Traffic, transit, crowds, security, weather — if anyone would actually show up.
Instead, the first week of the World Cup has mostly served as a reminder that Philadelphia can throw a pretty good party. The city is filled with visiting fans, flags, jerseys, and the sort of international energy that rarely comes through town at this scale. SEPTA has had a few hiccups. The weather has done what Philadelphia weather does. But the city itself has looked good.
More important, Philadelphians seem to have embraced the whole thing.
There was always going to be some skepticism, but somewhere between the FIFA Fan Festival, the packed stadium, and thousands of visitors wandering around Center City, the World Cup stopped feeling like something Philadelphia was hosting and started feeling like something Philadelphia was enjoying.
And we’re only getting started.
PPA towing residents with permits: F
Like we just said, the World Cup has gone better than many people expected, which is why this one stands out.
Fairmount residents were told to register for special parking permits during the FIFA Fan Festival. They registered, but then some got ticketed anyway and a handful even got towed. The PPA says the tickets will be canceled and fees refunded, which is good.

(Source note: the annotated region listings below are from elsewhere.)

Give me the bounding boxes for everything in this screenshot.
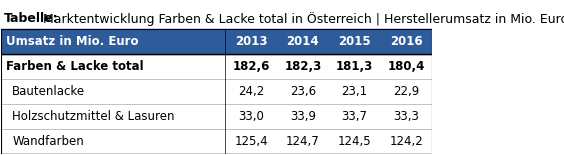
Text: 181,3: 181,3 (336, 60, 373, 73)
Text: 24,2: 24,2 (238, 85, 265, 98)
Bar (1, 79, 432, 104)
Text: 2016: 2016 (390, 35, 422, 48)
Text: Umsatz in Mio. Euro: Umsatz in Mio. Euro (6, 35, 138, 48)
Bar (1, 104, 432, 129)
Text: Farben & Lacke total: Farben & Lacke total (6, 60, 143, 73)
Text: 124,5: 124,5 (338, 135, 372, 148)
Text: 2014: 2014 (287, 35, 319, 48)
Text: Bautenlacke: Bautenlacke (12, 85, 85, 98)
Text: 23,6: 23,6 (290, 85, 316, 98)
Text: 33,3: 33,3 (393, 110, 419, 123)
Bar (1, 29, 432, 54)
Text: 33,0: 33,0 (238, 110, 264, 123)
Text: Marktentwicklung Farben & Lacke total in Österreich | Herstellerumsatz in Mio. E: Marktentwicklung Farben & Lacke total in… (39, 12, 564, 26)
Text: 124,2: 124,2 (389, 135, 423, 148)
Text: 23,1: 23,1 (342, 85, 368, 98)
Text: Wandfarben: Wandfarben (12, 135, 84, 148)
Bar (1, 129, 432, 154)
Text: Tabelle:: Tabelle: (3, 12, 58, 25)
Bar (1, 54, 432, 79)
Text: Holzschutzmittel & Lasuren: Holzschutzmittel & Lasuren (12, 110, 175, 123)
Text: 22,9: 22,9 (393, 85, 420, 98)
Text: 180,4: 180,4 (387, 60, 425, 73)
Text: 33,9: 33,9 (290, 110, 316, 123)
Text: 33,7: 33,7 (342, 110, 368, 123)
Text: 2015: 2015 (338, 35, 371, 48)
Text: 182,6: 182,6 (232, 60, 270, 73)
Text: 124,7: 124,7 (286, 135, 320, 148)
Text: 2013: 2013 (235, 35, 267, 48)
Text: 125,4: 125,4 (235, 135, 268, 148)
Text: 182,3: 182,3 (284, 60, 321, 73)
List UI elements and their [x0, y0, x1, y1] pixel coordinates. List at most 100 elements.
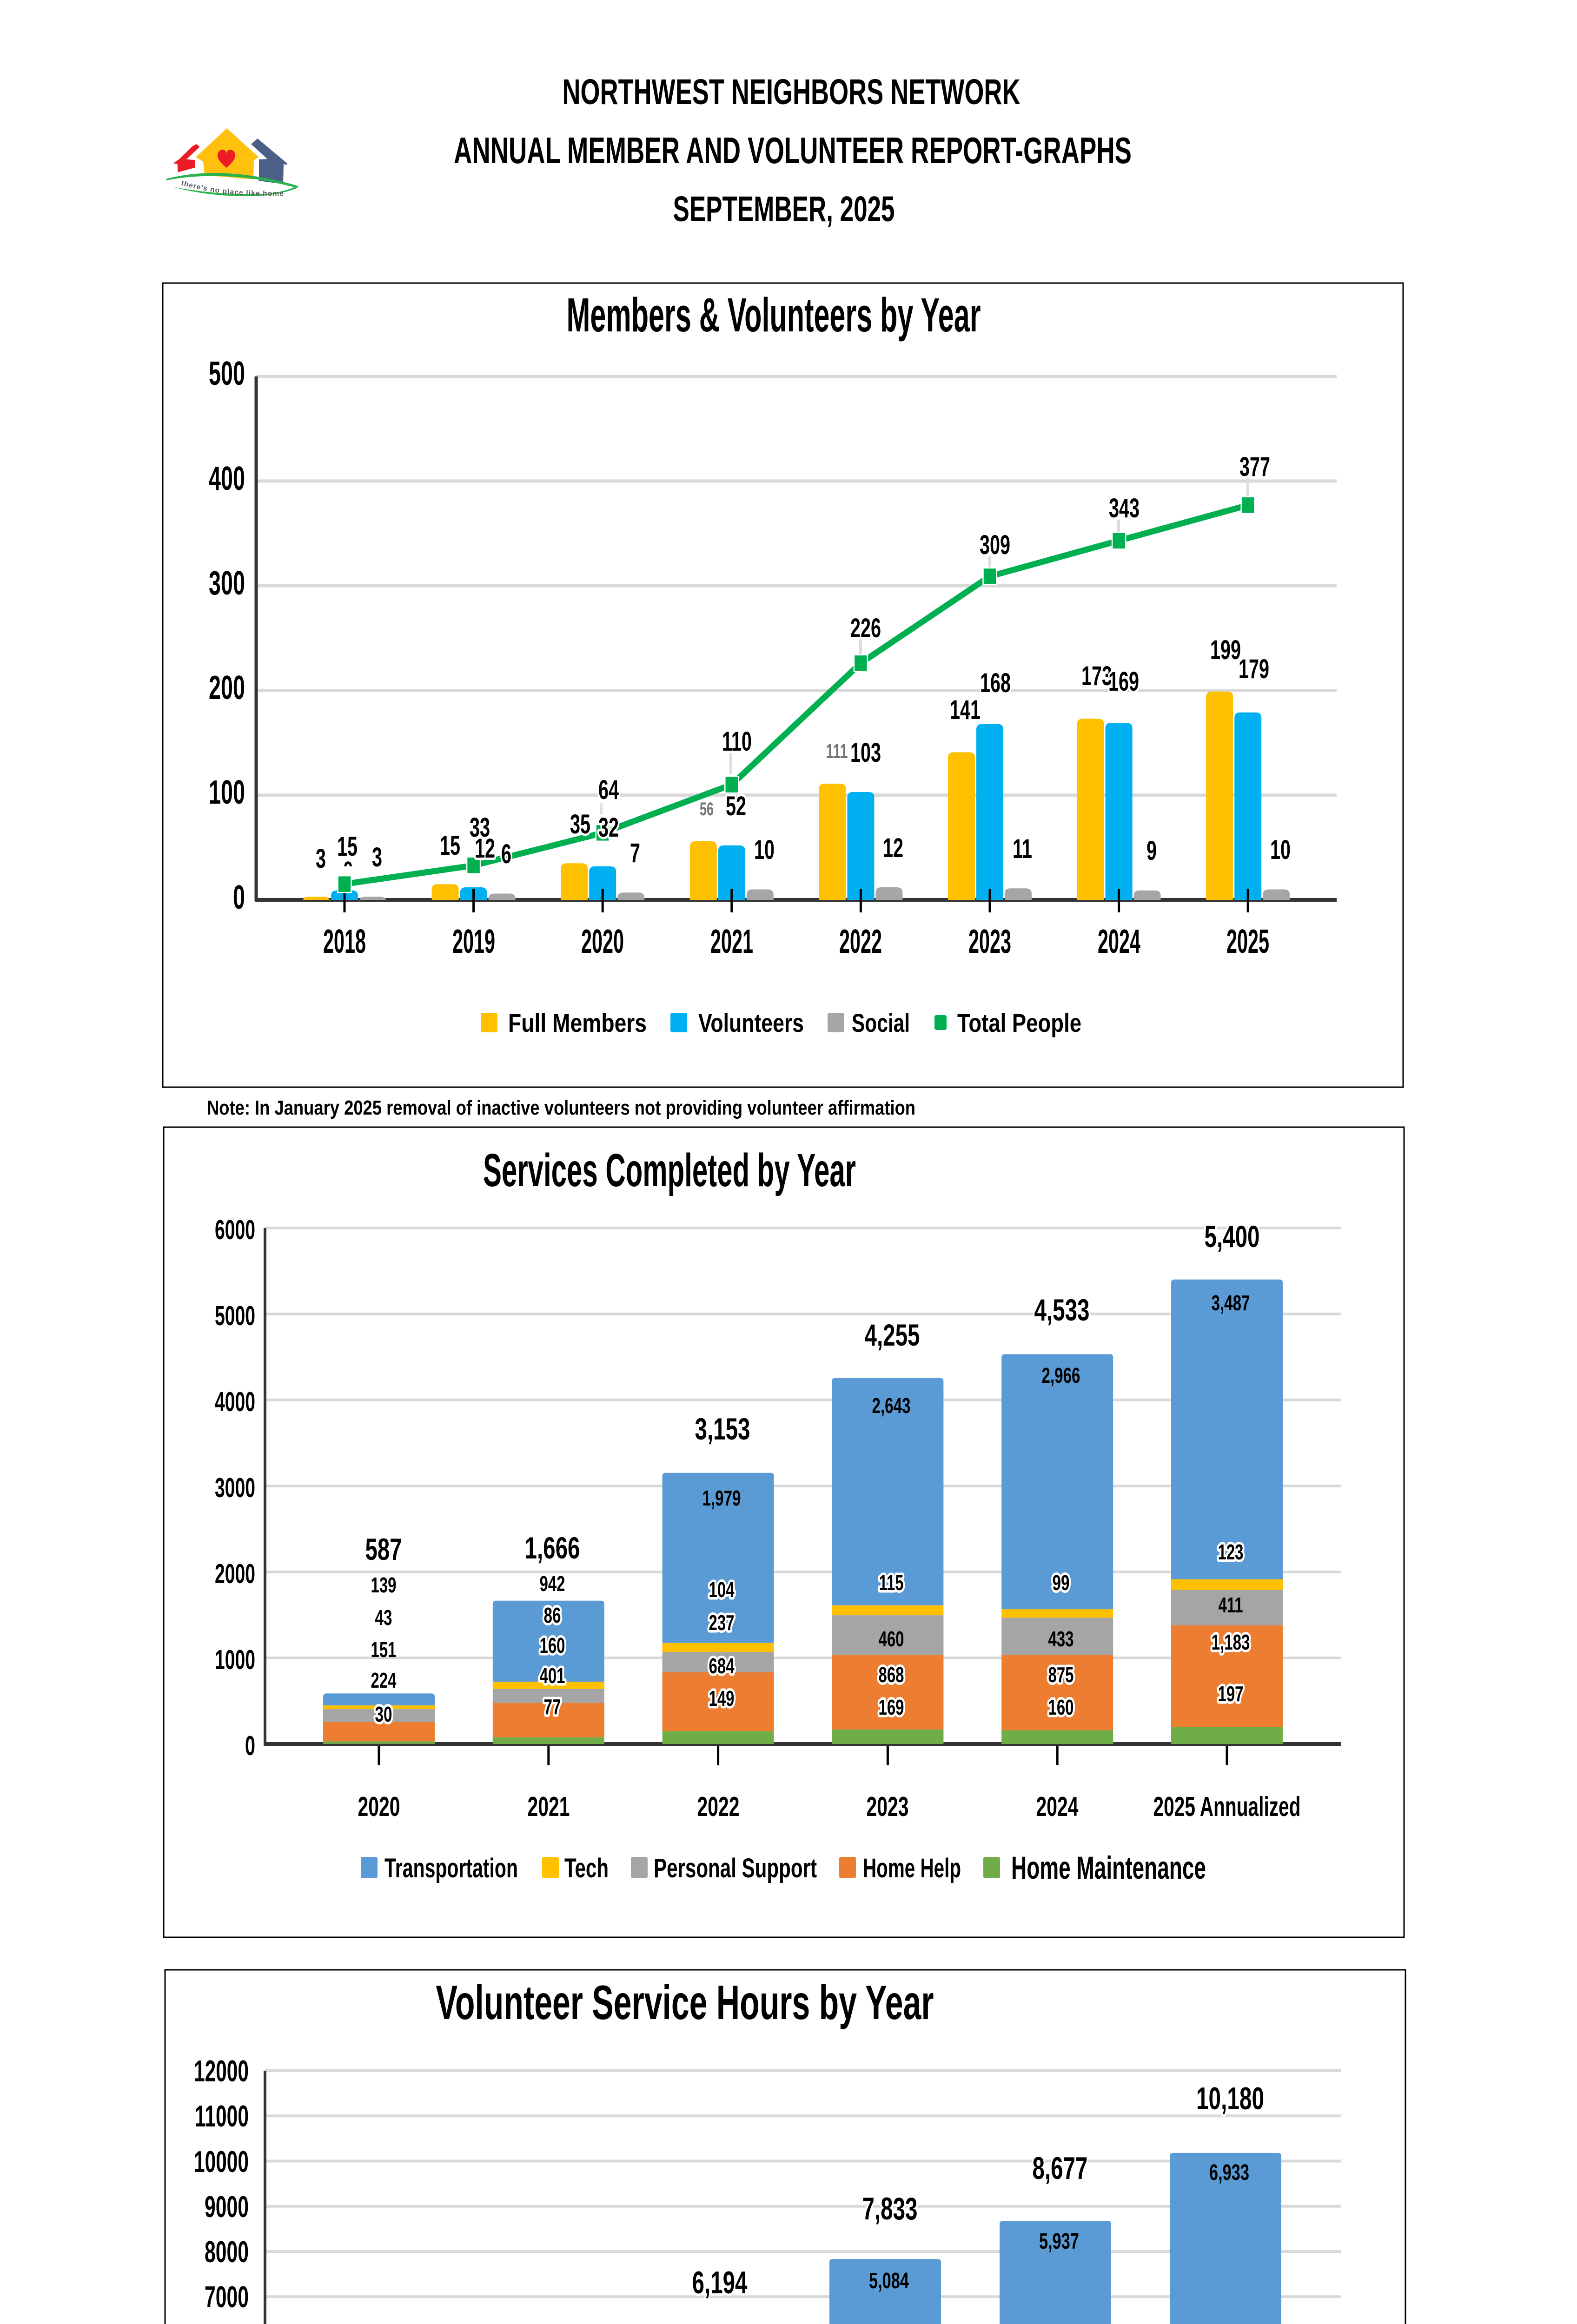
svg-text:111: 111: [826, 740, 848, 763]
svg-text:30: 30: [375, 1702, 392, 1726]
svg-text:942: 942: [540, 1571, 565, 1596]
svg-text:0: 0: [245, 1730, 255, 1761]
svg-text:77: 77: [544, 1695, 561, 1719]
svg-text:169: 169: [879, 1695, 904, 1719]
svg-text:7,833: 7,833: [862, 2191, 918, 2226]
svg-text:15: 15: [337, 832, 358, 862]
svg-text:868: 868: [879, 1663, 904, 1687]
svg-text:12000: 12000: [194, 2054, 249, 2088]
svg-text:5000: 5000: [215, 1301, 255, 1331]
svg-text:2025 Annualized: 2025 Annualized: [1153, 1791, 1301, 1822]
svg-text:Social: Social: [852, 1008, 910, 1037]
svg-text:2019: 2019: [452, 923, 495, 960]
svg-text:149: 149: [709, 1686, 735, 1710]
svg-text:Volunteers: Volunteers: [698, 1008, 804, 1037]
svg-text:151: 151: [371, 1637, 397, 1662]
svg-text:4000: 4000: [215, 1386, 255, 1417]
svg-text:197: 197: [1218, 1682, 1244, 1706]
svg-text:587: 587: [365, 1532, 402, 1566]
svg-text:7: 7: [630, 838, 640, 868]
svg-text:123: 123: [1218, 1540, 1244, 1564]
svg-text:199: 199: [1210, 635, 1241, 665]
svg-text:3: 3: [372, 842, 382, 872]
svg-text:7000: 7000: [205, 2280, 249, 2314]
svg-text:433: 433: [1048, 1627, 1074, 1651]
svg-text:Transportation: Transportation: [384, 1853, 518, 1883]
svg-text:Home Maintenance: Home Maintenance: [1011, 1850, 1206, 1886]
svg-text:12: 12: [883, 833, 903, 863]
svg-text:104: 104: [709, 1578, 735, 1602]
svg-text:3: 3: [316, 844, 326, 874]
svg-text:12: 12: [475, 833, 495, 864]
svg-text:139: 139: [371, 1573, 397, 1597]
svg-text:2021: 2021: [710, 923, 753, 960]
svg-text:3000: 3000: [215, 1472, 255, 1503]
svg-text:56: 56: [700, 799, 714, 819]
svg-text:411: 411: [1219, 1593, 1243, 1617]
svg-text:2022: 2022: [697, 1791, 740, 1822]
svg-text:237: 237: [709, 1611, 735, 1635]
svg-text:2022: 2022: [839, 923, 882, 960]
svg-text:15: 15: [440, 831, 460, 861]
svg-text:141: 141: [950, 695, 981, 725]
svg-text:2021: 2021: [528, 1791, 570, 1822]
svg-text:SEPTEMBER, 2025: SEPTEMBER, 2025: [673, 189, 895, 229]
svg-text:300: 300: [209, 565, 245, 602]
svg-text:NORTHWEST NEIGHBORS NETWORK: NORTHWEST NEIGHBORS NETWORK: [563, 72, 1020, 112]
svg-text:9: 9: [1146, 836, 1157, 866]
svg-text:2023: 2023: [867, 1791, 909, 1822]
svg-text:3,153: 3,153: [695, 1412, 750, 1446]
svg-text:8000: 8000: [205, 2235, 249, 2269]
svg-text:Full Members: Full Members: [508, 1008, 647, 1037]
svg-text:173: 173: [1081, 661, 1112, 691]
svg-text:103: 103: [850, 738, 881, 768]
svg-text:32: 32: [598, 812, 619, 843]
svg-text:Total People: Total People: [957, 1008, 1081, 1037]
svg-text:33: 33: [470, 812, 490, 843]
svg-text:Personal Support: Personal Support: [654, 1853, 817, 1883]
svg-text:309: 309: [980, 530, 1010, 560]
svg-text:8,677: 8,677: [1033, 2151, 1088, 2186]
svg-text:11000: 11000: [195, 2099, 249, 2133]
svg-text:2020: 2020: [358, 1791, 400, 1822]
svg-text:11: 11: [1013, 834, 1032, 864]
svg-text:377: 377: [1239, 452, 1270, 482]
svg-text:2,643: 2,643: [872, 1393, 911, 1418]
svg-text:Members & Volunteers by Year: Members & Volunteers by Year: [567, 288, 981, 342]
svg-text:99: 99: [1053, 1571, 1070, 1595]
svg-text:179: 179: [1239, 654, 1269, 684]
svg-text:115: 115: [879, 1571, 904, 1595]
svg-text:1,979: 1,979: [702, 1486, 741, 1510]
svg-text:5,400: 5,400: [1205, 1219, 1260, 1254]
svg-text:0: 0: [233, 879, 245, 916]
svg-text:Services Completed by Year: Services Completed by Year: [483, 1144, 856, 1196]
svg-text:200: 200: [209, 669, 245, 706]
svg-text:684: 684: [709, 1654, 735, 1678]
svg-text:Note: In January 2025 removal: Note: In January 2025 removal of inactiv…: [207, 1096, 915, 1119]
svg-text:343: 343: [1109, 493, 1140, 523]
svg-text:4,255: 4,255: [865, 1318, 920, 1352]
svg-text:64: 64: [598, 775, 619, 805]
svg-text:224: 224: [371, 1668, 397, 1692]
svg-text:110: 110: [722, 726, 752, 757]
svg-text:400: 400: [209, 460, 245, 497]
svg-text:2018: 2018: [323, 923, 366, 960]
svg-text:5,084: 5,084: [869, 2269, 909, 2293]
svg-text:169: 169: [1108, 667, 1139, 697]
svg-text:2,966: 2,966: [1042, 1363, 1080, 1387]
svg-text:160: 160: [1048, 1695, 1074, 1719]
svg-text:6000: 6000: [215, 1215, 255, 1245]
svg-text:2024: 2024: [1098, 923, 1140, 960]
svg-text:35: 35: [570, 809, 590, 839]
svg-text:6: 6: [501, 839, 511, 869]
svg-text:226: 226: [850, 613, 881, 643]
svg-text:Tech: Tech: [564, 1853, 609, 1883]
svg-text:100: 100: [209, 774, 245, 811]
svg-text:6,933: 6,933: [1209, 2160, 1249, 2185]
svg-text:3,487: 3,487: [1212, 1291, 1250, 1315]
svg-text:52: 52: [726, 791, 746, 821]
svg-text:6,194: 6,194: [692, 2265, 748, 2300]
svg-text:Volunteer Service Hours by Yea: Volunteer Service Hours by Year: [436, 1976, 934, 2030]
svg-text:2023: 2023: [968, 923, 1011, 960]
svg-text:401: 401: [540, 1664, 565, 1688]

But “we’ll fix it later” tends to land differently when you’re standing in an empty parking spot wondering where your car went.
The encouraging part is that the number of mistakes was relatively small compared with the thousands of tickets issued around the festival. But, if you’re one of the people who had to Uber to a tow lot in South Philly to retrieve your vehicle, that statistic probably isn’t very comforting.
Mike Gansey’s first Philadelphia sports lesson: Never say it out loud: D+
Every city has its rules, and Philadelphia’s are simple.
Don’t mess with Rocky. Don’t wear Cowboys gear. And under absolutely no circumstances should you mention a no-hitter while it’s happening.
The newly hired Sixers president learned that lesson the hard way this week when he casually noted on a TV broadcast that Jesús Luzardo’s no-hitter was still intact.
Seconds later, it wasn’t. To Gansey’s credit, he immediately did what any reasonable Philadelphian would do: apologize.
The good news is that Luzardo still pitched well, the Phillies still won, and Gansey appears genuinely remorseful. The bad news is that his first viral moment in Philadelphia involved accidentally becoming the physical embodiment of every fan yelling “shut up!” at their television.
Welcome to town, Mike!

The new Mann: A
For a city that never really got a big Semiquincentennial gift, the renovated Highmark Mann will do nicely.
Fifty years after opening in 1976, the Mann has emerged from a yearslong renovation looking like the sort of project Philadelphia hoped more places would undertake ahead of 2026. There’s a dramatic new entrance, upgraded sound, expanded public spaces, and a massive digital wall that feels more Times Square than Fairmount Park.
The Mann opened in 1976, the last time America threw itself a big birthday party.
It’s fitting that one of the best things to come out of the 250th conversation is a 50-year-old Philadelphia institution getting ready for its next 50 years.